Pablo Picasso would be a good example; he chose to eliminate colour when he decided to tell us a story. The bombardment of Guernica for him is a monochrome; a horror that involved men and animals. Everything screams pain, death and blood. There is no need for red in order to express this. For Rota it is not like that. Black here symbolises "luxury, a wanted tranquility", the white is light "joie de vivre". The exhibition, I imagine, is like browsing through a book. It's as if all of these works exist beyond themselves; also as if each one has a role in a wider story or is part of a history that the artist has decided to tell to us; with a beginning and an end; a tumultuous sequence which involves us in the intensity of stains and drippings and a whispering fine white.

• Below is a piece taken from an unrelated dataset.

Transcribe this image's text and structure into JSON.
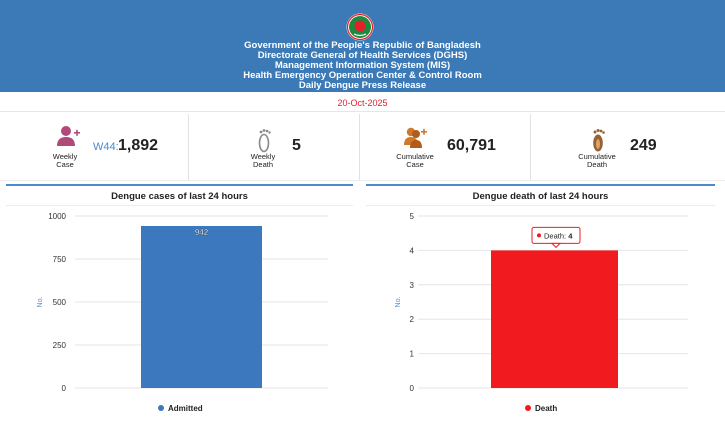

All concludes with that arrow that seems to want to indicate the infinite. Because everything is renewed, it continues; it becomes something other; it moves without stopping its a rhythm of rounded off shapes, unexpected beams, of a chasm, or of small swells, waves, stinking, depths, superficially uneven, breathing and alive. Rota uses the matter with confidence, transforming it showing it and deciding it to us. Is it possible to have a story without figures? One history of separated events, without recurrent images to an obvious aspect of reality? If we speak about the cosmos Rota has chosen to represent a kind of dance, at times convulsive but more often tranquil.

These pictures demand to be looked at, investigated, enjoyed, smelt. They entice us to touch, even if we cannot. They withhold under the skin a tremor, something that is breathing. Its always possible to discover something new and unusual: something amazing. These are the works of Rota (and those who know him will know that they are created in his own likeness). It is beautiful to listen to the breathing.